There is also nothing wrong with choosing the “older” DST Root CA 3 intermediate certificate. But that one is broader accepted, for example, in older Android versions.
I am however curious about why they decided to use the intermediate cert signed by the ISRG root. Because there is nothing wrong with the “older” DST Root. And while it expires relatively soon, that is still more than a year away (August 2021!).
There are even more arguments to use the DST root:
Normally, the ACME server sends not only the end leaf certificate requested by the user, but also the intermediate certificate. Let’s Encrypt currently still sends the intermediate signed by the DST Root CA X3 certificate, NOT the newer ISRG root signed intermediate;
Let’s Encrypt uses the DST Root on their own websites.
This all improves compatibility with older clients like your Android phone.
So to summarize: there isn’t anything wrong with their choice, it’s more that their choice is strange and leads to less compatible websites when there isn’t really a good reason to do so.
ok, I see. my problem is, Mocha is convinced, they are all fine, I even send them the link to our conversation here…
Is there any way you issue the proper intermediate certificate for my case and I just forward it to them and ask for installation?.. probably it will be the easiest way to overcome the issue.
The intermediates can just be swapped. Both intermediates (i.e., signed by the DST Root CA3 and the one signed by the ISRG root) have the same key pair "in them". So swapping out the intermediates can be done without requiring a new certificate for your server.
This is WAY outside the Let's Encrypt wheelhouse, and I'm not saying you should do this, but another option is to update your Android device with a newer OS version.
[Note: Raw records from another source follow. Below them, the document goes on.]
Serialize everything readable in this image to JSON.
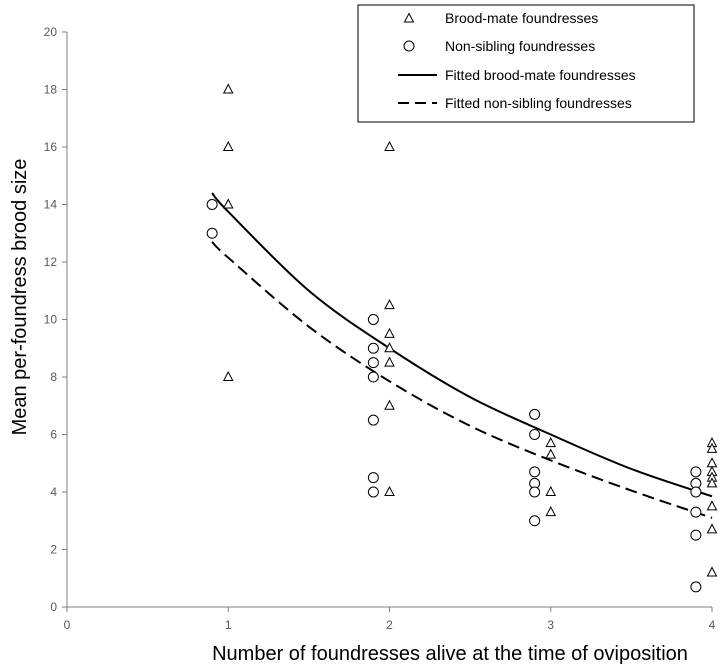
{
  "chart_data": {
    "type": "scatter",
    "xlabel": "Number of foundresses alive at the time of oviposition",
    "ylabel": "Mean per-foundress brood size",
    "xlim": [
      0,
      4
    ],
    "ylim": [
      0,
      20
    ],
    "xticks": [
      "0",
      "1",
      "2",
      "3",
      "4"
    ],
    "yticks": [
      "0",
      "2",
      "4",
      "6",
      "8",
      "10",
      "12",
      "14",
      "16",
      "18",
      "20"
    ],
    "grid": false,
    "legend_position": "top-right",
    "legend": [
      {
        "label": "Brood-mate foundresses",
        "marker": "triangle"
      },
      {
        "label": "Non-sibling foundresses",
        "marker": "circle"
      },
      {
        "label": "Fitted brood-mate foundresses",
        "line": "solid"
      },
      {
        "label": "Fitted non-sibling foundresses",
        "line": "dashed"
      }
    ],
    "series": [
      {
        "name": "Brood-mate foundresses",
        "kind": "points",
        "marker": "triangle",
        "points": [
          [
            1,
            18
          ],
          [
            1,
            16
          ],
          [
            1,
            14
          ],
          [
            1,
            8
          ],
          [
            2,
            16
          ],
          [
            2,
            10.5
          ],
          [
            2,
            9.5
          ],
          [
            2,
            9
          ],
          [
            2,
            8.5
          ],
          [
            2,
            7
          ],
          [
            2,
            4
          ],
          [
            3,
            5.7
          ],
          [
            3,
            5.3
          ],
          [
            3,
            4
          ],
          [
            3,
            3.3
          ],
          [
            4,
            5.7
          ],
          [
            4,
            5.5
          ],
          [
            4,
            5
          ],
          [
            4,
            4.7
          ],
          [
            4,
            4.5
          ],
          [
            4,
            4.3
          ],
          [
            4,
            3.5
          ],
          [
            4,
            2.7
          ],
          [
            4,
            1.2
          ]
        ]
      },
      {
        "name": "Non-sibling foundresses",
        "kind": "points",
        "marker": "circle",
        "points": [
          [
            0.9,
            14
          ],
          [
            0.9,
            13
          ],
          [
            1.9,
            10
          ],
          [
            1.9,
            9
          ],
          [
            1.9,
            8.5
          ],
          [
            1.9,
            8
          ],
          [
            1.9,
            6.5
          ],
          [
            1.9,
            4.5
          ],
          [
            1.9,
            4
          ],
          [
            2.9,
            6.7
          ],
          [
            2.9,
            6
          ],
          [
            2.9,
            4.7
          ],
          [
            2.9,
            4.3
          ],
          [
            2.9,
            4
          ],
          [
            2.9,
            3
          ],
          [
            3.9,
            4.7
          ],
          [
            3.9,
            4.3
          ],
          [
            3.9,
            4
          ],
          [
            3.9,
            3.3
          ],
          [
            3.9,
            2.5
          ],
          [
            3.9,
            0.7
          ]
        ]
      },
      {
        "name": "Fitted brood-mate foundresses",
        "kind": "line",
        "style": "solid",
        "points": [
          [
            0.9,
            14.4
          ],
          [
            1,
            13.75
          ],
          [
            1.5,
            11
          ],
          [
            2,
            9
          ],
          [
            2.5,
            7.3
          ],
          [
            3,
            6
          ],
          [
            3.5,
            4.8
          ],
          [
            4,
            3.85
          ]
        ]
      },
      {
        "name": "Fitted non-sibling foundresses",
        "kind": "line",
        "style": "dashed",
        "points": [
          [
            0.9,
            12.7
          ],
          [
            1,
            12.15
          ],
          [
            1.5,
            9.75
          ],
          [
            2,
            7.85
          ],
          [
            2.5,
            6.3
          ],
          [
            3,
            5.1
          ],
          [
            3.5,
            4.05
          ],
          [
            4,
            3.1
          ]
        ]
      }
    ]
  }
}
For example, LineageOS supports a few models of the Galaxy Note 3, and would effectively update you to Android 9 (Pie). That would make the current problem go away.
Of course, that may not be practical for your situation, and you may not be comfortable replacing the OS on your phone. But it would extend the useful life of the device and avoid a few more future issues as Android 5 is less and less supported over time.
In fact there is nothing wrong sending both the two signing certificates at the same time. That would be the most stable set-up. (It is somehow would still work after August 2021, even is they do not update the certificate chain until that time.)